22 de diciembre 2005 - 00:00

¿Del crecimiento automático al plan económico?

El ministro de Economía saliente, Roberto Lavagna, y la flamante ministra de Economía, Felisa Miceli.
El ministro de Economía saliente, Roberto Lavagna, y la flamante ministra de Economía, Felisa Miceli.
Escribe Marcela Viviana Jaimes (*)
El año que empezamos a mirar en retrospectiva deja algunas enseñanzas. Atrás quedó la contienda electoral, cuyo saldo favorable fue la ampliación de la base de sustentabilidad del gobierno gracias -entre otras cosas- a ciertas picardías relacionadas con la institucionalidad, las leyes y las normas. Al descubierto quedan algunas aseveraciones negativas, a saber: que después del crecimiento constatable de los últimos tres años, queda aún pendiente la creación de un plan económico y de un modelo de país que nos permita alcanzar el desarrollo sostenido que con urgencia necesita la Argentina.
El ministro de Economía saliente, Roberto Lavagna, se había impuesto una meta de superávit fiscal, con un dólar real alto, que empezó a mostrar debilidades al compás de una inflación creciente y bajo la sospecha amarga de la dificultad inexpugnable a la hora de conseguir nuevas y buenas inversiones en el corto plazo.
Es que, con crecimiento económico, surgieron cientos de reclamos salariales. Salimos a la superficie y no nos contentamos con el solo hecho de flotar. Queremos y necesitamos exportar más y con mayor valor agregado, pero ese simple deseo conlleva una decisión política: la voluntad de establecer un modelo o plan que nos acerque al puerto de donde salimos, el país del desarrollo.
La posición argentina en la reciente Cumbre de las Américas nos había ubicado en un escenario distinto del delineado en el presupuesto 2006 por Lavagna. ¿Era ésta una estrategia planeada o simplemente una típica postura bifronte a la que nos tenía acostumbrados el gobierno nacional?
Evidentemente, Economía perdió definitivamente la autonomía anhelada el día en que las elecciones determinaron nuevas relaciones de poder.

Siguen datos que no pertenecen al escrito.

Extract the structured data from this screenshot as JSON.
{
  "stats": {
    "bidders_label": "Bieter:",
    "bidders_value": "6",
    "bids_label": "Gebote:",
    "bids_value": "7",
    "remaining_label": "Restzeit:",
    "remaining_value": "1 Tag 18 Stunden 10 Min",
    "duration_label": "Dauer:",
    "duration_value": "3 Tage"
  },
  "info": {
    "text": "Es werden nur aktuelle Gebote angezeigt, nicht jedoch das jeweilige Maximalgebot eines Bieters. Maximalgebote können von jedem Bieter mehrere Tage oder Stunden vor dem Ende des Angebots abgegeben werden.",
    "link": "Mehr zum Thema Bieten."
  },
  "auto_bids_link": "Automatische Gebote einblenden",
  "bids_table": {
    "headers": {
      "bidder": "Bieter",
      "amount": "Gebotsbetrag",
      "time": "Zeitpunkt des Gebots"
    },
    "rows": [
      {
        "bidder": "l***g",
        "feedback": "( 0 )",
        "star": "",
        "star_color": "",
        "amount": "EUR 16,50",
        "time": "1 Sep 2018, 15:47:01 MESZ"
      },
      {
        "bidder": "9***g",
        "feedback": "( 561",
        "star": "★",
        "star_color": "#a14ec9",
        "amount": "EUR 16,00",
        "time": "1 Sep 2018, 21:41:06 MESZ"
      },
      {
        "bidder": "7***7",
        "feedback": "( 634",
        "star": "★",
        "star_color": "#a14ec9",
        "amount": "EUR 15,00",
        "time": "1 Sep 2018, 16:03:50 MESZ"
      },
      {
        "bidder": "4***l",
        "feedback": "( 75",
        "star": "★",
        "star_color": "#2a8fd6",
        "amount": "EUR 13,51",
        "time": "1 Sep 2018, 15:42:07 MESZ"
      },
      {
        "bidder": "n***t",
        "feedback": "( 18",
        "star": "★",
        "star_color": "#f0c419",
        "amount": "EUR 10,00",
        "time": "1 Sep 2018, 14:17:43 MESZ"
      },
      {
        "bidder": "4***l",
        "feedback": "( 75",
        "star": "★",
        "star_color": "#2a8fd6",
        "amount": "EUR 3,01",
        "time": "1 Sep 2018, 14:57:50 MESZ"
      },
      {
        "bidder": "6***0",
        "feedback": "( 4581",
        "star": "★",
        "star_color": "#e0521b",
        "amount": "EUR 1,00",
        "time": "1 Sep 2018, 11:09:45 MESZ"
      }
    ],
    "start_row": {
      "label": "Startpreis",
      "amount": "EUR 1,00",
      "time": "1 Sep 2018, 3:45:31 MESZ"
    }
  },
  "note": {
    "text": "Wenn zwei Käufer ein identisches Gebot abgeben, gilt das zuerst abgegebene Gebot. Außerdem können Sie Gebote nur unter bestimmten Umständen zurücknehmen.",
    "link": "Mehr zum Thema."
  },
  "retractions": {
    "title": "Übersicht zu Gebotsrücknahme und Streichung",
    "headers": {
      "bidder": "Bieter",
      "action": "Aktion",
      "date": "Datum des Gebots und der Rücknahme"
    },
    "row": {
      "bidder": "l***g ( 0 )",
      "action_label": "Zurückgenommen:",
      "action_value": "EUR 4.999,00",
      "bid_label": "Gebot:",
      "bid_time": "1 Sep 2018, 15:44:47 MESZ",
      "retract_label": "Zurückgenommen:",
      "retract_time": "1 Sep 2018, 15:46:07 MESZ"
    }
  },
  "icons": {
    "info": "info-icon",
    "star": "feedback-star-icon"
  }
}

Con la renuncia de Lavagna y la entronización de Felisa Miceli, a cargo de Economía, quedó al descubierto la cara unívoca que tendrá la nueva gestión. Con todo, la pregunta que se impone es: ¿tiene la gestión Kirchner dificultades a la hora de imaginar un escenario de grandeza económica para la Argentina?
En rigor, Lavagna representó el ordenamiento económico necesario para un país acostumbrado a la incertidumbre. Con su método, el crecimiento económico fue automático, sin embargo, en los últimos meses de gestión, la puja distributiva comenzó a acrecentarse al tiempo que la brecha entre ricos y pobres se hacía más notable, haciendo impostergables profundos cambios estructurales que dependían de la voluntad política de nuestro primer mandatario.
Ahora bien, ¿tiene pensado el gobierno nacional desterrar para siempre la idea de país dislocado? ¿Se trata de cambiar ministros con el fin de implementar políticas nacionales de pleno empleo y producción, con claras políticas fiscales, financieras, arancelarias, con el objetivo de lograr una reconversión que nos permita sostener el crecimiento percibido en los últimos años o sólo se pretende encontrar ministros con perfiles más bajos?
A esta altura, cualquier dirigente político sabe muy bien que para que nuestro país empiece un camino de crecimiento sostenido son necesarios cambios estructurales cuyas bondades podrían cosecharse -en el mejor de los casos- en un par de décadas. Contrariamente, los políticos suelen pensar en el corto plazo, en pasar los años que les quedan de administración sin demasiados traumas. Veremos, entonces, con los primeros pasos que se empiecen a dar en 2006 si se cumplirá con algunas claves de crecimiento: inversiones criteriosas, equilibrio macroeconómico, distribución y apertura económica, es decir, elementos que pueden llegar a ponernos de nuevo en el escenario mundial con un sentido global y con un destino.
Como buenos diagnosticadores hasta ahora echamos mano a una batería de medidas con las que pasar la crisis aguda, pero nos falta el pronóstico, reconocer qué entendemos por salud económica y cómo podemos llegar a ese estado.
(*) Lic. en Periodismo y Comunicaciones.